Turning to South Africa, Gosliner says today, there are 13 million unbanked individuals in the country, and around 22% of this number is due to the lack of a financial identity.

“If we were able to reach these individuals through a Financial Identity as a Service [FiDaaS] model, the region could see around a $4 billion uplift in savings, $6 billion uplift in credit and insurance policies rising by $3 million.”

Financial identities

At the core of this financial inclusion and GDP boost is making sure the unbanked have financial identities.

Gosliner defines a financial identity as a collection of information pertaining to an individual’s relationship with money, which could be based on their buying habits, their income or their likelihood to pay back a loan.

Financial identities give banks and other third-party providers a view of an individual’s propensity to be a reliable customer and therefore allow them to grant access to financial services like loans, savings and insurance, he states.

“Connecting the unbanked across remote regions is vital, as it can have a significant effect on the region’s economy.

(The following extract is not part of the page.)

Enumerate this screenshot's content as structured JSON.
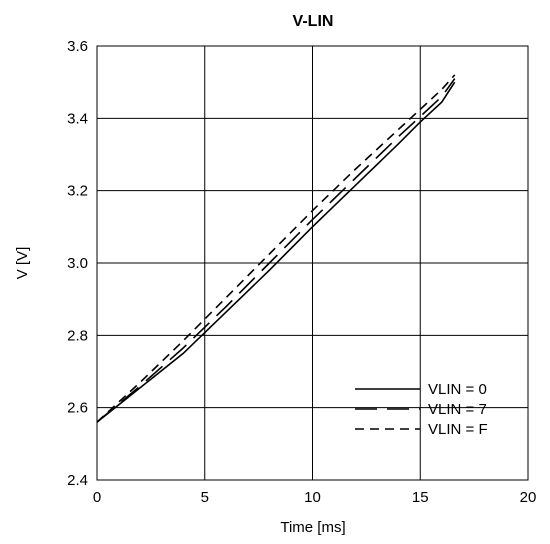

By giving the unbanked an opportunity to join the formal economy, they’re now provided with a real chance to prove that they are trustworthy, and that they can pay back money that is loaned to them.

“Through this process, trust, and most importantly, a profile can be made on individuals that would have once been impossible.”

MNOs to the rescue

According to Gosliner, mobile network operators (MNOs) can help people open the door to building financial credit.

Mobile operators have vast swaths of data about their prepaid subscribers, who are likely to be unbanked that can help create the foundation of a financial identity.

However, what’s simple isn’t always easy, he cautions. “The data exists in high volumes, but extracting valuable insights from the dataset is challenging.”

Gosliner elaborates: “Operators need a way to make sense of this data to unlock the significant value in emerging markets. This puzzle can only be solved by learning how to connect everyday transactions of prepaid subscribers to predict their behaviour across a number of transactions, including financial services.

“Moreover, this requires a modern tech stack that is able to ingest data at high-volume from disparate sources and evaluate that data in real-time to create and make financial identities available to telcos and third parties.”

“By creating financial identities, operators are able to create products and services that better meet the needs of customers while simultaneously creating new revenue sources through partnerships with third parties,” he concludes.